Here’s my recipe. It’s really yummy. I brought the leftovers into work and everybody loved it. It’s not hard to make, especially if you decide to buy the pastry and skip that step.
French-Canadian meat pie.
- 1 onion, chopped
- 3 garlic cloves, finely chopped
- 1 tbsp olive oil
- 1/2 kilo extra lean ground beef
- 1/2 kilo lean ground pork
- 1 tsp ground sage
- 2 tsp dried oregano
- 1/2 tsp garlic powder
- 1/2 tsp ground nutmeg
- 1/2 tsp ground clove
- 1/2 tsp cinnamon
- 1 bay leaf
- 1 cinnamon stick (optional)
- 1/4 tsp ground white or black pepper
- 1 tsp salt
- 1 russet potato, grated
- 1/2 cup grated carrot (optional)
- 2 cups chicken or beef stock
In a large frying pan or sauce pan with a lid, cook the onions in the oil on low heat until translucent. Then add the garlic and stir.
Add the meat to the pan and stir until most of the meat is crumbled, about 10 minutes.
Remove most of the fatty liquid from the pan with a ladle or large spoon. (This step is optional, but I always do it).
Add all of the dry seasoning to the meat and stir.
Add the stock, the bay leaf and cinnamon stick to the pan and stir.
Add the grated potato and carrots and stir.
Cover the pan with the lid and simmer on low heat for about 45 minutes.
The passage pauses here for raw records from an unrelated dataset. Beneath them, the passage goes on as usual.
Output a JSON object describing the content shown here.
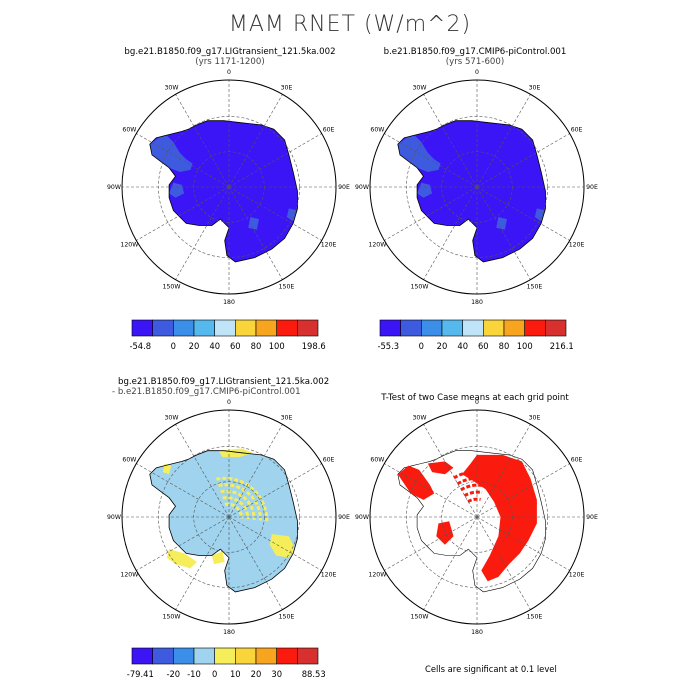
{
  "title": "MAM RNET (W/m^2)",
  "panels": [
    {
      "title": "bg.e21.B1850.f09_g17.LIGtransient_121.5ka.002",
      "subtitle": "(yrs 1171-1200)",
      "colorbar": {
        "colors": [
          "#3b15f5",
          "#3e5be0",
          "#3b8fe8",
          "#56b9ee",
          "#bfe4f7",
          "#f9d43a",
          "#f7a41e",
          "#fb1b0e",
          "#d8302e"
        ],
        "labels": [
          "-54.8",
          "0",
          "20",
          "40",
          "60",
          "80",
          "100",
          "198.6"
        ]
      }
    },
    {
      "title": "b.e21.B1850.f09_g17.CMIP6-piControl.001",
      "subtitle": "(yrs 571-600)",
      "colorbar": {
        "colors": [
          "#3b15f5",
          "#3e5be0",
          "#3b8fe8",
          "#56b9ee",
          "#bfe4f7",
          "#f9d43a",
          "#f7a41e",
          "#fb1b0e",
          "#d8302e"
        ],
        "labels": [
          "-55.3",
          "0",
          "20",
          "40",
          "60",
          "80",
          "100",
          "216.1"
        ]
      }
    },
    {
      "title_line1": "bg.e21.B1850.f09_g17.LIGtransient_121.5ka.002",
      "title_line2": "- b.e21.B1850.f09_g17.CMIP6-piControl.001",
      "colorbar": {
        "colors": [
          "#3b15f5",
          "#3e5be0",
          "#3b8fe8",
          "#9fd3ee",
          "#f5ee5a",
          "#f9d43a",
          "#f7a41e",
          "#fb1b0e",
          "#d8302e"
        ],
        "labels": [
          "-79.41",
          "-20",
          "-10",
          "0",
          "10",
          "20",
          "30",
          "88.53"
        ]
      }
    },
    {
      "title": "T-Test of two Case means at each grid point",
      "note": "Cells are significant at 0.1 level"
    }
  ],
  "lon_labels": [
    "0",
    "30E",
    "60E",
    "90E",
    "120E",
    "150E",
    "180",
    "150W",
    "120W",
    "90W",
    "60W",
    "30W"
  ],
  "field_colors": {
    "abs_field": "#3b15f5",
    "abs_coast": "#3e5be0",
    "diff_field": "#9fd3ee",
    "diff_pos": "#f5ee5a",
    "ttest_sig": "#fb1b0e"
  }
}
Stir occasionally.
Remove the lid from the pan. Remove and discard the cinnamon stick and bay leaf. Taste for salt. Add more if necessary.
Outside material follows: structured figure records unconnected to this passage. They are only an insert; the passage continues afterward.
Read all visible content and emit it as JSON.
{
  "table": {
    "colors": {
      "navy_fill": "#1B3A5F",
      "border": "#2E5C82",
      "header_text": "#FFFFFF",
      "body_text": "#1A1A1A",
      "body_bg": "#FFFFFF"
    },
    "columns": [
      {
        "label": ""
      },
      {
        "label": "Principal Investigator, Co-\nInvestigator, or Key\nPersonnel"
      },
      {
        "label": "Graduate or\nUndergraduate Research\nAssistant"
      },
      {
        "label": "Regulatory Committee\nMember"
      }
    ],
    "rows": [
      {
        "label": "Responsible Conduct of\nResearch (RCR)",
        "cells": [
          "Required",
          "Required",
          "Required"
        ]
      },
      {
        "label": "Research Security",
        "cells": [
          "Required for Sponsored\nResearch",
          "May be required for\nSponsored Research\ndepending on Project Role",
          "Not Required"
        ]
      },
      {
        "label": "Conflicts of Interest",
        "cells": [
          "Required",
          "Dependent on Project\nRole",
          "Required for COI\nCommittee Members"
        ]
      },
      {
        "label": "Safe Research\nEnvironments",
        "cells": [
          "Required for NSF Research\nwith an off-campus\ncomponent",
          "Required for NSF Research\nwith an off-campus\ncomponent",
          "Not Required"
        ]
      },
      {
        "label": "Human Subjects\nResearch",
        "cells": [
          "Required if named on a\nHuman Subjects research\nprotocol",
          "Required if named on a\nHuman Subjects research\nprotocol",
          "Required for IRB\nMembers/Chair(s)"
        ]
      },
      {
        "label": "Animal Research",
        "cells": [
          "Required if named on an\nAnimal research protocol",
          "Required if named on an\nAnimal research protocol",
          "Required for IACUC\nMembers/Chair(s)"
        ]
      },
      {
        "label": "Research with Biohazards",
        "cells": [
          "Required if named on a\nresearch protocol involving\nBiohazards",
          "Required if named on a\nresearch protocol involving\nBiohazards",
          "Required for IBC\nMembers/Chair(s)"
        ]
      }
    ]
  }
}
Stir the mixture for a few more minutes or until all of the liquid has been absorbed by the meat mixture.
Transfer the cooked meat to a bowl and refrigerate for at least one hour.
Preheat the oven to 400 degrees.
Line the pie plate with the pastry. Dock the pastry with a fork.
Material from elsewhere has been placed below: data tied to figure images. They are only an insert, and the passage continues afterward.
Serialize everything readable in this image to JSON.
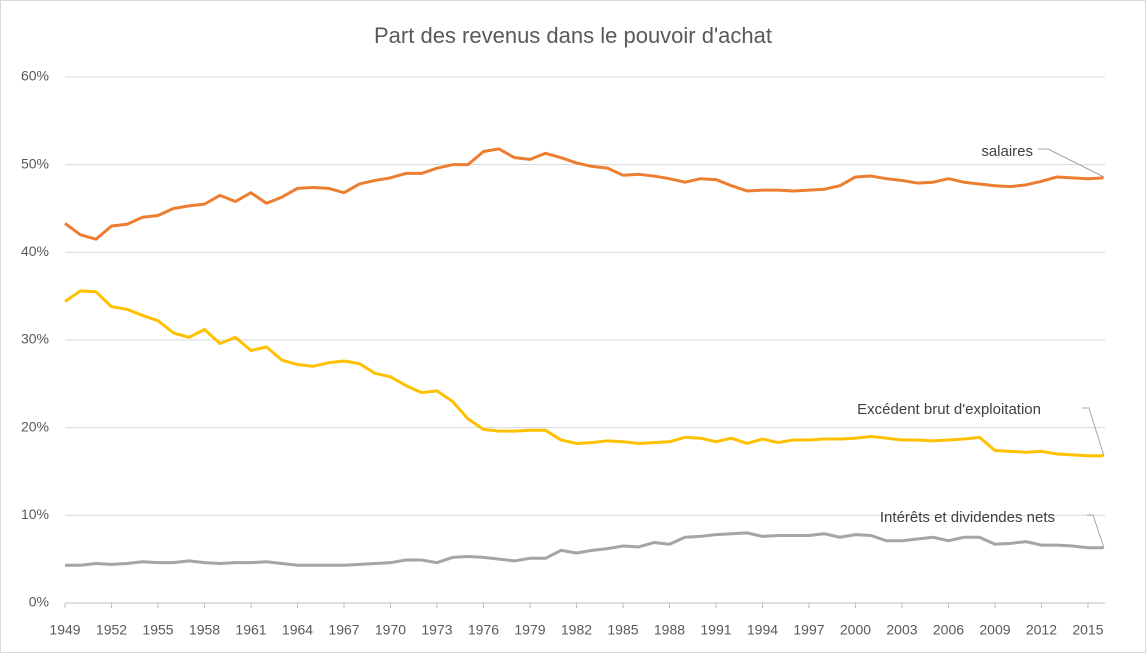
{
  "chart_data": {
    "type": "line",
    "title": "Part des revenus dans le pouvoir d'achat",
    "x": [
      1949,
      1950,
      1951,
      1952,
      1953,
      1954,
      1955,
      1956,
      1957,
      1958,
      1959,
      1960,
      1961,
      1962,
      1963,
      1964,
      1965,
      1966,
      1967,
      1968,
      1969,
      1970,
      1971,
      1972,
      1973,
      1974,
      1975,
      1976,
      1977,
      1978,
      1979,
      1980,
      1981,
      1982,
      1983,
      1984,
      1985,
      1986,
      1987,
      1988,
      1989,
      1990,
      1991,
      1992,
      1993,
      1994,
      1995,
      1996,
      1997,
      1998,
      1999,
      2000,
      2001,
      2002,
      2003,
      2004,
      2005,
      2006,
      2007,
      2008,
      2009,
      2010,
      2011,
      2012,
      2013,
      2014,
      2015,
      2016
    ],
    "series": [
      {
        "name": "salaires",
        "color": "#ED7D31",
        "values": [
          43.3,
          42.0,
          41.5,
          43.0,
          43.2,
          44.0,
          44.2,
          45.0,
          45.3,
          45.5,
          46.5,
          45.8,
          46.8,
          45.6,
          46.3,
          47.3,
          47.4,
          47.3,
          46.8,
          47.8,
          48.2,
          48.5,
          49.0,
          49.0,
          49.6,
          50.0,
          50.0,
          51.5,
          51.8,
          50.8,
          50.6,
          51.3,
          50.8,
          50.2,
          49.8,
          49.6,
          48.8,
          48.9,
          48.7,
          48.4,
          48.0,
          48.4,
          48.3,
          47.6,
          47.0,
          47.1,
          47.1,
          47.0,
          47.1,
          47.2,
          47.6,
          48.6,
          48.7,
          48.4,
          48.2,
          47.9,
          48.0,
          48.4,
          48.0,
          47.8,
          47.6,
          47.5,
          47.7,
          48.1,
          48.6,
          48.5,
          48.4,
          48.5
        ]
      },
      {
        "name": "Excédent brut d'exploitation",
        "color": "#FFC000",
        "values": [
          34.4,
          35.6,
          35.5,
          33.8,
          33.5,
          32.8,
          32.2,
          30.8,
          30.3,
          31.2,
          29.6,
          30.3,
          28.8,
          29.2,
          27.7,
          27.2,
          27.0,
          27.4,
          27.6,
          27.3,
          26.2,
          25.8,
          24.8,
          24.0,
          24.2,
          23.0,
          21.0,
          19.8,
          19.6,
          19.6,
          19.7,
          19.7,
          18.6,
          18.2,
          18.3,
          18.5,
          18.4,
          18.2,
          18.3,
          18.4,
          18.9,
          18.8,
          18.4,
          18.8,
          18.2,
          18.7,
          18.3,
          18.6,
          18.6,
          18.7,
          18.7,
          18.8,
          19.0,
          18.8,
          18.6,
          18.6,
          18.5,
          18.6,
          18.7,
          18.9,
          17.4,
          17.3,
          17.2,
          17.3,
          17.0,
          16.9,
          16.8,
          16.8
        ]
      },
      {
        "name": "Intérêts et dividendes nets",
        "color": "#A5A5A5",
        "values": [
          4.3,
          4.3,
          4.5,
          4.4,
          4.5,
          4.7,
          4.6,
          4.6,
          4.8,
          4.6,
          4.5,
          4.6,
          4.6,
          4.7,
          4.5,
          4.3,
          4.3,
          4.3,
          4.3,
          4.4,
          4.5,
          4.6,
          4.9,
          4.9,
          4.6,
          5.2,
          5.3,
          5.2,
          5.0,
          4.8,
          5.1,
          5.1,
          6.0,
          5.7,
          6.0,
          6.2,
          6.5,
          6.4,
          6.9,
          6.7,
          7.5,
          7.6,
          7.8,
          7.9,
          8.0,
          7.6,
          7.7,
          7.7,
          7.7,
          7.9,
          7.5,
          7.8,
          7.7,
          7.1,
          7.1,
          7.3,
          7.5,
          7.1,
          7.5,
          7.5,
          6.7,
          6.8,
          7.0,
          6.6,
          6.6,
          6.5,
          6.3,
          6.3
        ]
      }
    ],
    "xlim": [
      1949,
      2016.1
    ],
    "xticks": [
      1949,
      1952,
      1955,
      1958,
      1961,
      1964,
      1967,
      1970,
      1973,
      1976,
      1979,
      1982,
      1985,
      1988,
      1991,
      1994,
      1997,
      2000,
      2003,
      2006,
      2009,
      2012,
      2015
    ],
    "ylim": [
      0,
      60
    ],
    "yticks": [
      {
        "value": 0,
        "label": "0%"
      },
      {
        "value": 10,
        "label": "10%"
      },
      {
        "value": 20,
        "label": "20%"
      },
      {
        "value": 30,
        "label": "30%"
      },
      {
        "value": 40,
        "label": "40%"
      },
      {
        "value": 50,
        "label": "50%"
      },
      {
        "value": 60,
        "label": "60%"
      }
    ],
    "grid": true
  }
}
Pre-bake the bottom layer of the pie for about 12 minutes or until it just starts to turn a golden brown.
Remove from the oven and allow the pastry to cool for at least 15 minutes.
Add the cool meat mixture to the pie plate. Level the meat mixture so that it's smooth.
Cover the meat with pastry. Seal the edges with a fork or as you like. Make a couple of cuts in the centre of the pastry to allow steam to release while baking.
Bake the pie for 50 minutes or until golden brown.
It's advisable to cover the edges of the pie with aluminum foil for the first 30 minutes of baking so that the edges don't burn.
Shortening and butter pastry
- 2 1/2 cups flour
- 1 tsp salt
- 1/2 cup cold unsalted butter, cubed
- 1/2 cup cold vegetable shortening, cubed
- 2-10 tbsp ice-cold water
Pour the flour into a large bowl. Add the salt and stir.
Add butter and shortening.
Work the mixture with your fingertips until crumbly.
Add ice water one tbsp at a time until the pastry can easily be formed into a ball.
Divide the dough in half. Form it into two discs. Wrap the discs in plastic wrap.
Refrigerate for at least 30 minutes before you roll out the dough.